To create a cell with `datetime` data: use `pd.to_datetime(date/time string)`, where the date/time string looks like the ones in the dataframes we gave you. For instance, `pd.to_datetime("2021-01-26 00:13:40")`.
To create a blank cell (`NaN`): at the top of your testing file, `import numpy as np` and use `np.nan` anywhere you want a blank cell.
---
**Test that a dataframe has the correct contents:** there are two ways to do this. One way is to manually check that the dataframe has the correct number of rows (using `len`) and that each value in every cell is correct (e.g. `df["col"][0] == 5`). Another way is to manually create the expected result as a dataframe, and use the built-in pandas and pytest integration. At the top of your testing file, put
`from pandas.testing import assert_frame_equal`
and to compare the dataframes `df_actual` and `df_expected`, use the line
`assert_frame_equal(df_actual.reset_index(drop = True), df_expected.reset_index(drop = True), check_dtype = False)`
in place of the usual `assert` statement. (The `reset_index` ignores index alignment issues, and the `check_dtype` ignores small differences in types, such as int32 vs. int64, which are different ways that your computer stores ints under the hood.)
:::
## Part 6: SRC and AI feedback
We're looking for feedback on how you used generative AI for this assignment (if at all) and how you thought about the SRC (Socially Responsible Computing) content this semester.

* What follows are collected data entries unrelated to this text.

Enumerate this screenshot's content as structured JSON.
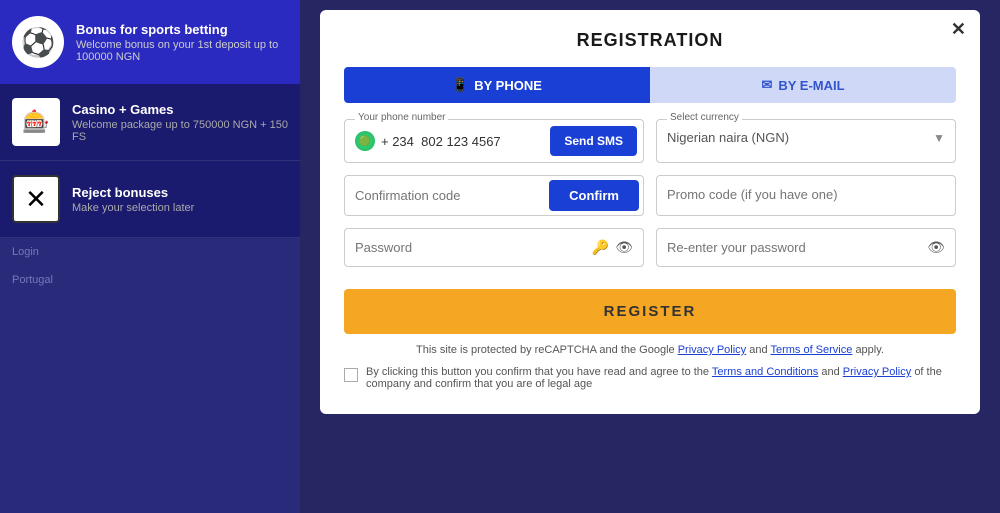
{
  "sidebar": {
    "bonus": {
      "icon": "⚽",
      "title": "Bonus for sports betting",
      "description": "Welcome bonus on your 1st deposit up to 100000 NGN"
    },
    "item1": {
      "icon": "🎰",
      "title": "Casino + Games",
      "description": "Welcome package up to 750000 NGN + 150 FS"
    },
    "item2": {
      "icon": "✖",
      "title": "Reject bonuses",
      "description": "Make your selection later"
    },
    "bottom_label1": "Login",
    "bottom_label2": "Portugal"
  },
  "modal": {
    "close_label": "✕",
    "title": "REGISTRATION",
    "tab_phone": "BY PHONE",
    "tab_email": "BY E-MAIL",
    "phone_label": "Your phone number",
    "phone_prefix": "+ 234",
    "phone_number": "802 123 4567",
    "send_sms_label": "Send SMS",
    "currency_label": "Select currency",
    "currency_value": "Nigerian naira (NGN)",
    "confirmation_placeholder": "Confirmation code",
    "confirm_button": "Confirm",
    "promo_placeholder": "Promo code (if you have one)",
    "password_placeholder": "Password",
    "reenter_placeholder": "Re-enter your password",
    "register_button": "REGISTER",
    "recaptcha_text": "This site is protected by reCAPTCHA and the Google",
    "privacy_policy_label": "Privacy Policy",
    "and_label": "and",
    "tos_label": "Terms of Service",
    "apply_text": "apply.",
    "checkbox_text": "By clicking this button you confirm that you have read and agree to the",
    "tos_label2": "Terms and Conditions",
    "and_label2": "and",
    "privacy_label2": "Privacy Policy",
    "checkbox_suffix": "of the company and confirm that you are of legal age"
  }
}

**Task 16:** Please fill out this [Google Form](https://forms.gle/cGRT6L88T77ABPgy5)! This is anonymous, but you filling out the form *really* helps. Please be **thoughtful** in your responses (i.e. don’t give one word answers) and make sure that they're **constructive**.
##
Congratulations on completing your final CS0111 assignment! On behalf of the TA staff, it's been great getting to work with you all. Best of luck on the final!